To begin: I'm not complaining. I am leading the life I've chosen.

However, it would be nice if writers were paid for all the time they sit alone concocting stories to provoke, bemuse, engage, titillate; all those hours upon hours of imagined conversations and scenes, arcane monologues on the Oxford comma, walking down the street half-talking out loud, distracted by the graffiti on a brick wall and nearly being hit by a cyclist, the writer's third eye always on the lookout for the random gleam of material (which on closer examination often turns out to be garbage--except you have to get close enough to tell). Some days I'm delighted I'm living among words. Other days I feel suffocated by uselessness because nothing goes as I want it to. I'm not always happy being a writer. The work comes with a lot of upper-case Frustration. But when I'm writing and I think it's good, there isn't a more potent feeling of self-satisfaction.
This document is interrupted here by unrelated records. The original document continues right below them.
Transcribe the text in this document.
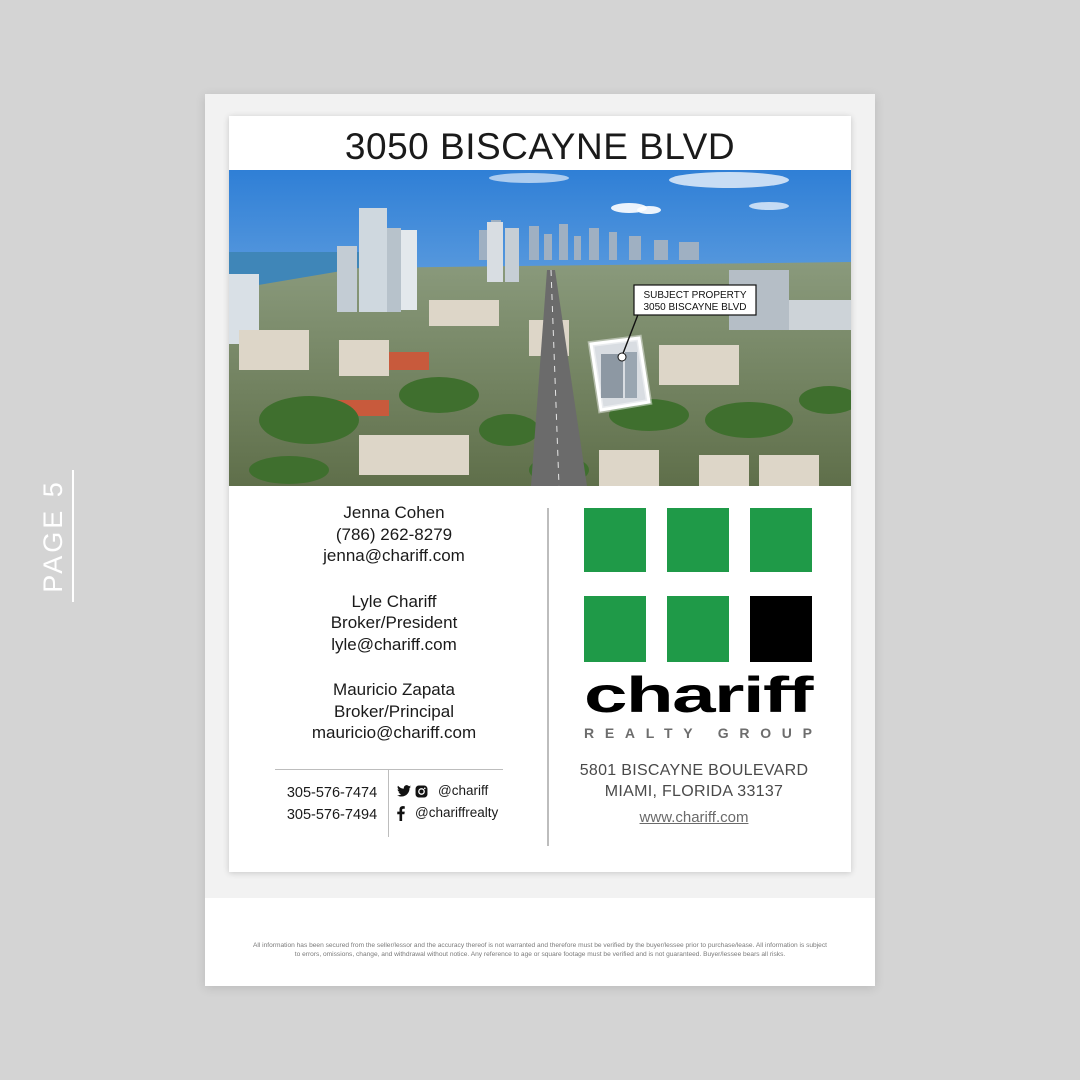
PAGE 5
3050 BISCAYNE BLVD
SUBJECT PROPERTY
3050 BISCAYNE BLVD
Jenna Cohen
(786) 262-8279
jenna@chariff.com
Lyle Chariff
Broker/President
lyle@chariff.com
Mauricio Zapata
Broker/Principal
mauricio@chariff.com
305-576-7474
305-576-7494
@chariff
@chariffrealty
chariff
REALTY GROUP
5801 BISCAYNE BOULEVARD
MIAMI, FLORIDA 33137
www.chariff.com
All information has been secured from the seller/lessor and the accuracy thereof is not warranted and therefore must be verified by the buyer/lessee prior to purchase/lease. All information is subject to errors, omissions, change, and withdrawal without notice. Any reference to age or square footage must be verified and is not guaranteed. Buyer/lessee bears all risks.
I should add that I'm not referring to journalists, non-fiction or academic writers. I'm writing about my own pool of fiction writers--we who play with narrative. Poets breathe an even more rarefied air.

There are only a very few fiction writers in the world who make a living from their writing alone. Even those that were are having to retrench--as per this sobering article in The Guardian:
http://www.theguardian.com/books/2014/mar/02/bestseller-novel-to-bust-author-life

Most writers need to spend the largest chunk of their waking hours pursuing other careers like teaching, copy-editing, translating, lecturing, technical writing--or work that has nothing to do with words. Electricity, heating, internet, food, lodgings need to be paid for. Words don't pay--not anywhere near enough.

Is it because words don't matter? Look at all the people reading. All the movies, many adapted from novels.  

I have been paid very little for my writing. Not even pennies if I were to do the math between hours of work and cheques. One year I got $200. Another year nothing. Another year a whopping $3000!!! I can't possibly think of these amounts as payment because that would be too insulting.

Rather than feel insulted, which would only discourage me from writing, I think of these rare and unpredictable happenings as gifts from the void. I don't use the money to buy anything practical. (Okay, once a cheque for a story paid for glasses, but I got myself top-of-the-line transitional lenses which I wouldn't have been able to afford otherwise.) I buy a piece of jewellery. I get a new coat, though the old one would have lasted for another winter or two yet. I order a piece of furniture that is in no way necessary but that I love. I plan a trip--no resort, just somewhere cheap and warm. The words I've written have given me a gift.